Your personal data is processed for a number of essential purposes including:

• Enabling subscription access and the provision of premium content.
• Conducting analytics with tools like Google Analytics, Simple Analytics, Heap Analytics, and Hotjar to optimize the user experience.
• Processing secure payments through trusted payment gateways such as Stripe.
• Managing marketing communications and newsletters, subject to your explicit consent.

To protect your data, we implement a range of technical and organizational measures, including encryption, anonymization, strict access controls, and regular data backups.

7. Data Retention and Deletion Policy

We retain your personal data only for as long as is necessary to fulfill the purposes for which it was collected or as legally required. You have the right to request the deletion or anonymization of your personal data in accordance with GDPR guidelines.

8. Data Transfer to Third Parties

Your data may be transferred to carefully selected third-party service providers for the following purposes:

• Payment processing (e.g., via Stripe) to securely handle transactions.
• Analytics services (including Google Analytics, Simple Analytics, Heap Analytics, and Hotjar) under strict contractual obligations.

If your data is transferred outside the European Economic Area (EEA), we ensure that appropriate safeguards such as standard contractual clauses or equivalent certifications are in place.
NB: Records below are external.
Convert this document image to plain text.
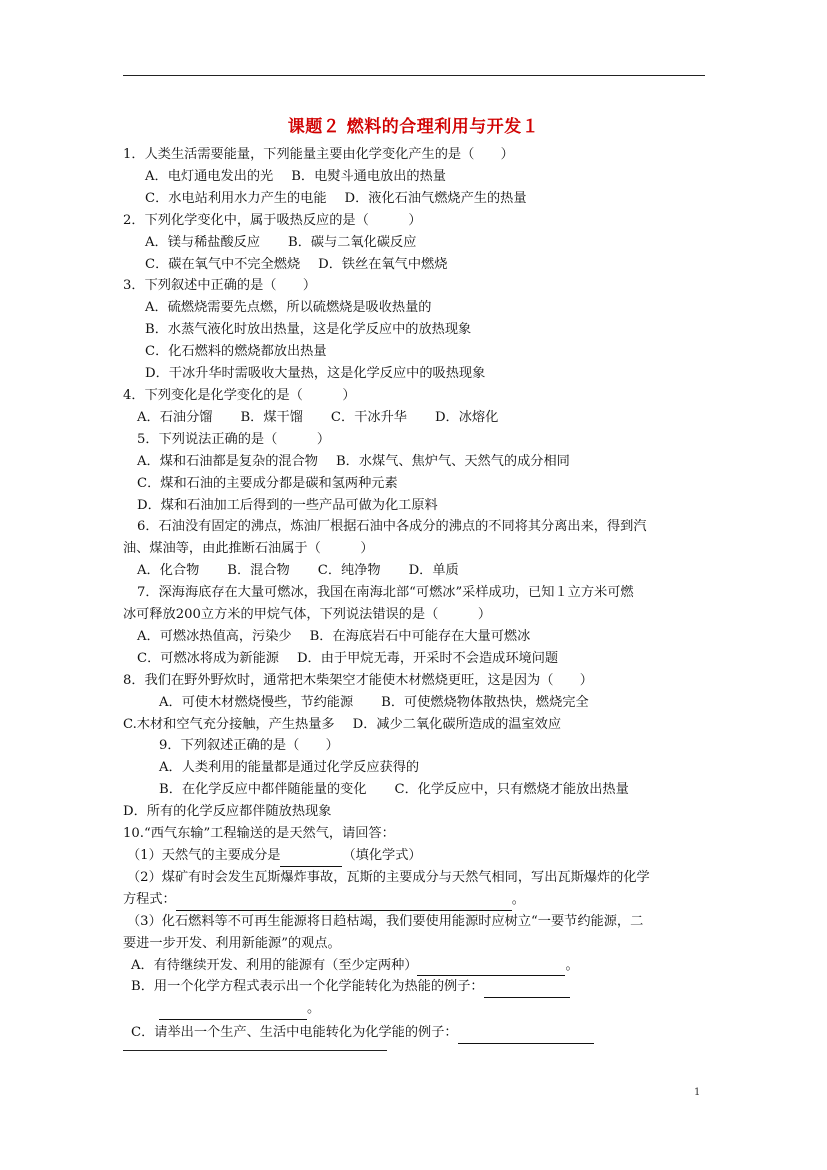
课题２ 燃料的合理利用与开发１
1．人类生活需要能量，下列能量主要由化学变化产生的是（　　）
A．电灯通电发出的光 B．电熨斗通电放出的热量
C．水电站利用水力产生的电能 D．液化石油气燃烧产生的热量
2．下列化学变化中，属于吸热反应的是（　　　）
A．镁与稀盐酸反应 B．碳与二氧化碳反应
C．碳在氧气中不完全燃烧 D．铁丝在氧气中燃烧
3．下列叙述中正确的是（　　）
A．硫燃烧需要先点燃，所以硫燃烧是吸收热量的
B．水蒸气液化时放出热量，这是化学反应中的放热现象
C．化石燃料的燃烧都放出热量
D．干冰升华时需吸收大量热，这是化学反应中的吸热现象
4．下列变化是化学变化的是（　　　）
A．石油分馏 B．煤干馏 C．干冰升华 D．冰熔化
5．下列说法正确的是（　　　）
A．煤和石油都是复杂的混合物 B．水煤气、焦炉气、天然气的成分相同
C．煤和石油的主要成分都是碳和氢两种元素
D．煤和石油加工后得到的一些产品可做为化工原料
6．石油没有固定的沸点，炼油厂根据石油中各成分的沸点的不同将其分离出来，得到汽
油、煤油等，由此推断石油属于（　　　）
A．化合物 B．混合物 C．纯净物 D．单质
7．深海海底存在大量可燃冰，我国在南海北部“可燃冰”采样成功，已知１立方米可燃
冰可释放200立方米的甲烷气体，下列说法错误的是（　　　）
A．可燃冰热值高，污染少 B．在海底岩石中可能存在大量可燃冰
C．可燃冰将成为新能源 D．由于甲烷无毒，开采时不会造成环境问题
8．我们在野外野炊时，通常把木柴架空才能使木材燃烧更旺，这是因为（　　）
A．可使木材燃烧慢些，节约能源 B．可使燃烧物体散热快，燃烧完全
C.木材和空气充分接触，产生热量多 D．减少二氧化碳所造成的温室效应
9．下列叙述正确的是（　　）
A．人类利用的能量都是通过化学反应获得的
B．在化学反应中都伴随能量的变化 C．化学反应中，只有燃烧才能放出热量
D．所有的化学反应都伴随放热现象
10.“西气东输”工程输送的是天然气，请回答：
（1）天然气的主要成分是	（填化学式）
（2）煤矿有时会发生瓦斯爆炸事故，瓦斯的主要成分与天然气相同，写出瓦斯爆炸的化学
方程式：	。
（3）化石燃料等不可再生能源将日趋枯竭，我们要使用能源时应树立“一要节约能源，二
要进一步开发、利用新能源”的观点。
A．有待继续开发、利用的能源有（至少定两种）	。
B．用一个化学方程式表示出一个化学能转化为热能的例子：
。
C．请举出一个生产、生活中电能转化为化学能的例子：
1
9. Use of Cookies and Similar Technologies

Our website uses cookies and similar tracking technologies to improve your experience. This includes:

• Functional Cookies: Essential for website operations and providing a seamless user experience.
• Analytical Cookies: Used to collect anonymized data on user behavior and website performance, such as those employed by our analytics partners.
• Marketing Cookies: Utilized only with your explicit consent to deliver personalized advertisements and content.

You have the ability to manage or disable cookies through your browser settings.

10. Data Subject Rights

In accordance with GDPR, you have the following rights regarding your personal data:

• Right of Access: You may request details on the personal data we process about you.
• Right to Rectification: You have the right to update or correct inaccuracies in your personal data.
• Right to Erasure ("Right to be Forgotten"): In certain situations, you can request that your personal data be deleted.
• Right to Restrict Processing: You may request limitations on how your data is processed, especially for marketing purposes.
• Right to Data Portability: You have the right to receive your personal data in a structured format for transfer to another service provider.
• Right to Lodge a Complaint: Should you have any concerns, you can file a complaint with the appropriate data protection supervisory authority.

11. Data Security Measures

We have implemented comprehensive technical and organizational measures to ensure the security of your data. This includes:

• Data encryption during transmission and storage.
• Robust authentication and access control systems.
• Regular security audits and updates to our protective measures.
• Routine data backups to prevent data loss and ensure continuity.

12. Changes to the Privacy Policy

We reserve the right to update or modify this Privacy Policy at any time. Significant changes will be communicated through email or on our website. The effective date for these changes is stated below.

Effective Date of Changes: March 2025

By accessing and using our website and services, you consent to the collection and processing of your personal data as described in this Privacy Policy. If you do not agree with our practices, please discontinue use of our services.